Cada día se escucha más el grito de quienes exigen una mayor integración europea como respuesta a la actual crisis. Pero los estados siguen haciendo oídos sordos, enrocados en sus viejas actitudes y políticas nacionalistas. Europa sigue secuestrada por su pasado.

En mi opinión, el problema de la lentitud de Europa es de inercia; radica más en las estructuras y menos en la conciencia de los ciudadanos. A fin de cuentas, el poder real sigue estando en los parlamentos y gobiernos nacionales, y la clientela de los políticos es nacional; a nivel europeo la democracia es poco más que simbólica y el poder ejecutivo está tutelado por los estados poderosos como Alemania, de modo que la velocidad de transmisión de la voluntad popular a través de las instituciones europeas es lenta hasta la desesperación y, por supuesto, infinitamente más lenta que la velocidad de transmisión de la voluntad económica de "los mercados". Para colmo, las pugnas entre los estados poderosos acaban depositando la presidencia de Europa en personalidades de segundo nivel que, si algo hacen, es contribuir a su menosprecio.

La ciudadanía, sin embargo, va por otro lado. Los europeos se mueven. Y no solo los hombres de negocios, sino también los estudiantes de Erasmus centroeuropeos que eligen universidades españolas, o los trabajadores españoles que prueban fortuna en Holanda o Alemania, o los pensionistas ingleses o alemanes que usan la sanidad española y establecen su residencia en la costa mediterránea. Todos ellos entienden que Europa debe ser una.

Instituciones como el euro y el Banco Central Europeo deberían contribuir a la construcción de Europa, al menos en teoría. Pero esta crisis nos ha revelado que no son suficientes. Y si, como también se ha comprobado a lo largo de estos años, son utilizadas como instrumento ilegítimo para servir a intereses nacionales e imponer la soberanía de un estado sobre la de otros, entonces pueden conducir al desvanecimiento del sueño europeo. Porque, si admitimos que el despilfarro y el espejismo de la bonanza económica ha traído el caos a países como Grecia, Portugal, Irlanda, Italia y España, también debemos admitir que eso se debe en gran medida al hecho de que cuando Alemania estuvo sumida en el estancamiento económico hacia el año 2000, como consecuencia del estallido de su propia burbuja tecnológica, el BCE decidió abaratar el dinero para favorecer la recuperación de la economía alemana, obviando que ello a su vez favorecería el crecimiento de una inmensa burbuja inmobiliaria en el resto de Europa, particularmente en una España que ya crecía entonces a una tasa del 5%, la más alta de Europa.

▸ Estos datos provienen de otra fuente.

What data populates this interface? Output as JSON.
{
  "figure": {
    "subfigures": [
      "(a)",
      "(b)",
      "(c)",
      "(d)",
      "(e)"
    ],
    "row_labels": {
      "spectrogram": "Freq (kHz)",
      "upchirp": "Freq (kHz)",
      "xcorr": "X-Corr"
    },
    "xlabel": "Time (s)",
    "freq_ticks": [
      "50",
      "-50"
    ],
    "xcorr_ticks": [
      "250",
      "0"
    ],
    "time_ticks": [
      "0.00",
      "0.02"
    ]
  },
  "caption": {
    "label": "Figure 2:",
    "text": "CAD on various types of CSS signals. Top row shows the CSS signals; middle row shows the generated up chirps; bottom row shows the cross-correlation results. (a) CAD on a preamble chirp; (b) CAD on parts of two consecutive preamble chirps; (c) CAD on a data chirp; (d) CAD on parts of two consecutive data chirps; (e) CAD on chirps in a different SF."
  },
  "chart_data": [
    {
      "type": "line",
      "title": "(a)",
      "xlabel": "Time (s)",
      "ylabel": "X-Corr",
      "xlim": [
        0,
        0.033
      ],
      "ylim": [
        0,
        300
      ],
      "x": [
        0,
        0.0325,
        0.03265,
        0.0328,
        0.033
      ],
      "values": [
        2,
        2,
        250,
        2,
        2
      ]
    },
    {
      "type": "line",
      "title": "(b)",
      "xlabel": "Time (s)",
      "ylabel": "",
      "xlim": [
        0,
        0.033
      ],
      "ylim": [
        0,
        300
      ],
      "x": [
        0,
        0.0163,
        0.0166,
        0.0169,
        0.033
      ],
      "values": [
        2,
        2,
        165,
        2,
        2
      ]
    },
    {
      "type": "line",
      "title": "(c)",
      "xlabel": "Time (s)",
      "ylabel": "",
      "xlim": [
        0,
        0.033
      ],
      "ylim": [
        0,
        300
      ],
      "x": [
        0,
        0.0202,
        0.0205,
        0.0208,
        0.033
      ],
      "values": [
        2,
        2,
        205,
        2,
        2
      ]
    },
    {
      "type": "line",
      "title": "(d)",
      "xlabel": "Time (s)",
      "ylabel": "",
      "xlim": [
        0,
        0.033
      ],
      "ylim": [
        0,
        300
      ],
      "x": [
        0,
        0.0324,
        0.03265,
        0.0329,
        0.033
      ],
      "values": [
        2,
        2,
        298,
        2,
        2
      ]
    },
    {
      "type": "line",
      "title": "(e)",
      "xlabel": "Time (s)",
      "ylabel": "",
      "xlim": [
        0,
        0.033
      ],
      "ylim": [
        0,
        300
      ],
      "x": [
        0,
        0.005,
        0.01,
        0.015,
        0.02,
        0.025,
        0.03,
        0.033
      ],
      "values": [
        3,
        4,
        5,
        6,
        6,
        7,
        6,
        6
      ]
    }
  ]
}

Cuando se analiza la historia completa del euro y la política monetaria europea, resulta evidente que Europa necesita políticas integradoras, solidarias, que reconozcan la complejidad y diversidad de las economías nacionales y sus ciclos particulares, y que tengan como objetivo la estabilidad del conjunto. Europa y todos sus estados tienen que estar para las duras y para las maduras. Sin negar lo difícil de la situación, me gustaría, no obstante, ser optimista, apelando al sentido etimológico de la apalabra crisis. Decía el gran filósofo Jürgen Habermas hace un par de años, cuando Alemania se empecinaba en que la crisis europea no era suya: "Con un poco de nervio político, la crisis de la moneda común puede acabar produciendo aquello que algunos esperaron en tiempos de la política exterior común europea: la conciencia, por encima de las fronteras nacionales, de compartir un destino europeo común".